Attorneys general for 11 states filed a lawsuit Friday to prevent the Biden administration from requiring large companies to mandate coronavirus vaccinations, in the latest sign of growing resistance to the federal government’s largest efforts to get private businesses to fight the virus.
“This mandate is unconstitutional, illegal and unreasonable,” the court file says. Missouri Attorney General Eric Schmitt led the filing team, which was joined by private and nonprofit groups.
The Biden administration on Thursday set a January 4 deadline for large companies to mandate coronavirus vaccinations or begin weekly testing of their employees.
The new rule, applicable to companies with 100 or more employees, is expected to reach 84 million workers, about 31 million of whom are unvaccinated.
Also on Friday, Alabama-based Gov. Kay Ivey signed employment protection legislation for workers who say they have not received the Covid-19 vaccine for religious or health-related reasons. In addition, she signed a law requiring parental consent to vaccinate minors against the coronavirus.
The lawsuit was filed Friday in the US Court of Appeals for the Eighth Circuit of Missouri, joined by Alaska, Arizona, Arkansas, Montana, Nebraska, New Hampshire, North Dakota, South Dakota and Wyoming. Iowa Attorney General’s Office Tom Miller, a Democrat, also joined the lawsuit.

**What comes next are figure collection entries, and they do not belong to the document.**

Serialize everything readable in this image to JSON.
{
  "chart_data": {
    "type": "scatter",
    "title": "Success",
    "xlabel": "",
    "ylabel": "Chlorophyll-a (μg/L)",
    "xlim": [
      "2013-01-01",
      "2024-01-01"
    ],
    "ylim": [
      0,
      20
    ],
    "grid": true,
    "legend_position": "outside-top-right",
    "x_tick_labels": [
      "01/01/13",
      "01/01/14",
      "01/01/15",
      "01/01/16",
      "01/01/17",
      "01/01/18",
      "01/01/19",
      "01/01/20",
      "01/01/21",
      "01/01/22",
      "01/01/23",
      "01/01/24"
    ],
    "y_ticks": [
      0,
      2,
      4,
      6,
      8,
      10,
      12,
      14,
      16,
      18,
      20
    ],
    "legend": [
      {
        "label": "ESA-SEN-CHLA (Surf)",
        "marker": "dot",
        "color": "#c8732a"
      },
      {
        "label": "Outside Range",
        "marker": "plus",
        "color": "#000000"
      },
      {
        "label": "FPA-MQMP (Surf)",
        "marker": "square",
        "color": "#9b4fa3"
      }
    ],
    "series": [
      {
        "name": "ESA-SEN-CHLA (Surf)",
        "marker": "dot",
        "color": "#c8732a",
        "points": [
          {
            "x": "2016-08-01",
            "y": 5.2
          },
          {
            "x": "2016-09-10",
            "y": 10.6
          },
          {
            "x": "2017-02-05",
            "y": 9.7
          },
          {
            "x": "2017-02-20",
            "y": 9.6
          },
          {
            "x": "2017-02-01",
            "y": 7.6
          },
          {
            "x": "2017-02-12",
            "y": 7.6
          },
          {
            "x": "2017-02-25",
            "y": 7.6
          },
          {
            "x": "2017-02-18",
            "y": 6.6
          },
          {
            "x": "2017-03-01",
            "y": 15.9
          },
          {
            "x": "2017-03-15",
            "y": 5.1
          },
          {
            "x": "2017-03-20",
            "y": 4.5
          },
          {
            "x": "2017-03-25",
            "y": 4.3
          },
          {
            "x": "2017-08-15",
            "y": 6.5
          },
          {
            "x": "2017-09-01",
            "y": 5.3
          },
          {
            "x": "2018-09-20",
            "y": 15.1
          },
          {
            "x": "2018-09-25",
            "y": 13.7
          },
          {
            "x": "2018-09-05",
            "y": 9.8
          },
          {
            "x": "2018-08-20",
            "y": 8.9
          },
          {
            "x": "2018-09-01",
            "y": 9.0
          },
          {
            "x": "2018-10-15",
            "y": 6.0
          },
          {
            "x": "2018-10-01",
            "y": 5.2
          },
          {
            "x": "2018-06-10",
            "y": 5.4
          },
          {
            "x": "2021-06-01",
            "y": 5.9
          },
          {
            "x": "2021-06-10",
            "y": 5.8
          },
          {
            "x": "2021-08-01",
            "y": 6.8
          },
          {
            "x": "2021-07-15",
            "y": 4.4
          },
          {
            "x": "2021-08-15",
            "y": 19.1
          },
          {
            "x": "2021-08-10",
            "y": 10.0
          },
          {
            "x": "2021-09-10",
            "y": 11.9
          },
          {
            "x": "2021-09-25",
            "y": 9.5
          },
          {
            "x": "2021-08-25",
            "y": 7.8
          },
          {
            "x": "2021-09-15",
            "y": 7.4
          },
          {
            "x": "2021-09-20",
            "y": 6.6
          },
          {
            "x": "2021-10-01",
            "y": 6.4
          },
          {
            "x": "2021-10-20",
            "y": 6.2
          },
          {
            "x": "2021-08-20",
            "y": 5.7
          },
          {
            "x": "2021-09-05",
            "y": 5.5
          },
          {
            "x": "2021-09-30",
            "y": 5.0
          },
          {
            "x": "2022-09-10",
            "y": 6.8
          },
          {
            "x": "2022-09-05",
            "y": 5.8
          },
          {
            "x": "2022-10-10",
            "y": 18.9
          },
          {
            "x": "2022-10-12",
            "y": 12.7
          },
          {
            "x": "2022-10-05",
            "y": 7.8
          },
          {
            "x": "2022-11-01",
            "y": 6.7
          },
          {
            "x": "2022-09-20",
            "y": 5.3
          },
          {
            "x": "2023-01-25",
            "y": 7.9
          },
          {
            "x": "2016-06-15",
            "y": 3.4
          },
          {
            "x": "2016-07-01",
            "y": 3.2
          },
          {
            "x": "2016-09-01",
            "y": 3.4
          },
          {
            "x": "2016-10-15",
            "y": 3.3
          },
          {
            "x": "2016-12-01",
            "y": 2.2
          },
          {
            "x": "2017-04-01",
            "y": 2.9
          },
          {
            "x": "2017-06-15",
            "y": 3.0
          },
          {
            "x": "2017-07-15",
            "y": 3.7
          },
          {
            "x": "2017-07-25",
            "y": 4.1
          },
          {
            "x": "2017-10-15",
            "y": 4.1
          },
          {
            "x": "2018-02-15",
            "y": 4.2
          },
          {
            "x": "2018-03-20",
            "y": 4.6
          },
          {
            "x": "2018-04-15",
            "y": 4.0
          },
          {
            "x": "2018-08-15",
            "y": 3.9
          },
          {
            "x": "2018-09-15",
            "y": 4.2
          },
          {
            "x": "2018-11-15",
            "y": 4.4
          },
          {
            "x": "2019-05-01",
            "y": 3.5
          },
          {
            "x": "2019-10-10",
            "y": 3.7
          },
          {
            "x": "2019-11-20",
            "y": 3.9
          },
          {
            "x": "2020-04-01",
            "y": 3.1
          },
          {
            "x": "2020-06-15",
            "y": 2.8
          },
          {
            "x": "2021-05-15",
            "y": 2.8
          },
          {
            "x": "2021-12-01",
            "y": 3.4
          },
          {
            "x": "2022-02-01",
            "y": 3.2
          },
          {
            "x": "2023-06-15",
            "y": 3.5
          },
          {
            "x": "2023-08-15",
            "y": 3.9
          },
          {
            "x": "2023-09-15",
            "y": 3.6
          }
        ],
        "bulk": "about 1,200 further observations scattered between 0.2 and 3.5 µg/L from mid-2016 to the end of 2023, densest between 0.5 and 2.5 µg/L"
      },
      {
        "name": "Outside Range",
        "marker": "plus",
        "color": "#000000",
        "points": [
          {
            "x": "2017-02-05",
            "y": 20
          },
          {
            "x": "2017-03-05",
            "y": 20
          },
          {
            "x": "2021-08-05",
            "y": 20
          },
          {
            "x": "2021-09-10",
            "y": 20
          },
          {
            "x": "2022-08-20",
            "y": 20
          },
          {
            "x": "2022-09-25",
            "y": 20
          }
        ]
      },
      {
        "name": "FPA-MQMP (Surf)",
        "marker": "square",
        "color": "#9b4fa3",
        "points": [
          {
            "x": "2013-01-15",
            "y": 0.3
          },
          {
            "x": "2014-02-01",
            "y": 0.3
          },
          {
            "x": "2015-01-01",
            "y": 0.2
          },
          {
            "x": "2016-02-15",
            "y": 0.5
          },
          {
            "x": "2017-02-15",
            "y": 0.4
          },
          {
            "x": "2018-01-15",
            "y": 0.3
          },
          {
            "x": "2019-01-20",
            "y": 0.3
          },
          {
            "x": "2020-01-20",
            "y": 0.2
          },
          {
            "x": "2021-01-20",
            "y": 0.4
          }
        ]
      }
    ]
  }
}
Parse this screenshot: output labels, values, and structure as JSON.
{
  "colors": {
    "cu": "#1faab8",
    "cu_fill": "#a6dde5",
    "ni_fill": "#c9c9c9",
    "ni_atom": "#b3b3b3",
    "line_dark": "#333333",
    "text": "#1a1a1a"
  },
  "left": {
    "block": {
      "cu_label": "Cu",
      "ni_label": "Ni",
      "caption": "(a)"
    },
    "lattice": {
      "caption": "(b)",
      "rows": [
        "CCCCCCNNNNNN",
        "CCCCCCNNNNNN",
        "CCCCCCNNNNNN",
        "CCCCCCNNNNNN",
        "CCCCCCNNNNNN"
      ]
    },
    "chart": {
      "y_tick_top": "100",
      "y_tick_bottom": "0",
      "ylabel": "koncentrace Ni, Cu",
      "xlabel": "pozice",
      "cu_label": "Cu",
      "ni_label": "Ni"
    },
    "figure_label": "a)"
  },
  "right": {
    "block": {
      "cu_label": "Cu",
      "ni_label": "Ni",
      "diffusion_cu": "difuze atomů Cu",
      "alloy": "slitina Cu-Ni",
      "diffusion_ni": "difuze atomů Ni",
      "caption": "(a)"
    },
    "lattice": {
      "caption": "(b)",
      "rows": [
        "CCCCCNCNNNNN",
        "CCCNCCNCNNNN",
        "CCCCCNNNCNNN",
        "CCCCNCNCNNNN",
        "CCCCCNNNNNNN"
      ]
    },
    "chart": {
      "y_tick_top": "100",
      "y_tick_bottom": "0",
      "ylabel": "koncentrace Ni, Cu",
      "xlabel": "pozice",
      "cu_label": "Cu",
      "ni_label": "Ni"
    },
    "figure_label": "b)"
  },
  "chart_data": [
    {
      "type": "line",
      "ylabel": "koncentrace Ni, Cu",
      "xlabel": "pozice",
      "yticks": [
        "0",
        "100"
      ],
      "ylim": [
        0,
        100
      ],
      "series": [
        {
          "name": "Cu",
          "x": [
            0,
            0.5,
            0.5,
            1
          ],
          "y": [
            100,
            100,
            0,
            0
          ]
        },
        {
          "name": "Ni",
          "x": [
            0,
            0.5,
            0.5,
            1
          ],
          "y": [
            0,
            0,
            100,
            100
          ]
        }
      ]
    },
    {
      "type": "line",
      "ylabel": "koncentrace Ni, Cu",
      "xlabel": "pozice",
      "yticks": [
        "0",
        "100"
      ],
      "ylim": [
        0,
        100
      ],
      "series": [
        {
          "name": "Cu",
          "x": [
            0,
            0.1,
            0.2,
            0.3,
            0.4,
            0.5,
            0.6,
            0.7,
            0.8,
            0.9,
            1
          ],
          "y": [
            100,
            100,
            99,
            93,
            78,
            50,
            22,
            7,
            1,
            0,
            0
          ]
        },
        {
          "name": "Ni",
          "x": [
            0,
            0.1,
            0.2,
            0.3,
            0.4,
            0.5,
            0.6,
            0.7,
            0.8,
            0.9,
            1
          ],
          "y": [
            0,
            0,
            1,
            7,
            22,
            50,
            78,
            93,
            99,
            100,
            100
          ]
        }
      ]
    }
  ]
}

The lawsuit was filed the day after attorneys general of Kentucky, Tennessee and Ohio filed a lawsuit to ban the vaccine for federal contractors.
The demand for big private business is the most far-reaching and politically controversial measure in the government’s efforts to combat the pandemic. Attorneys general in at least 24 states have threatened to sue. Republican governors and some industry trade groups have opposed the demand, and the 20 percent of US adults who remain unvaccinated may also oppose the demand.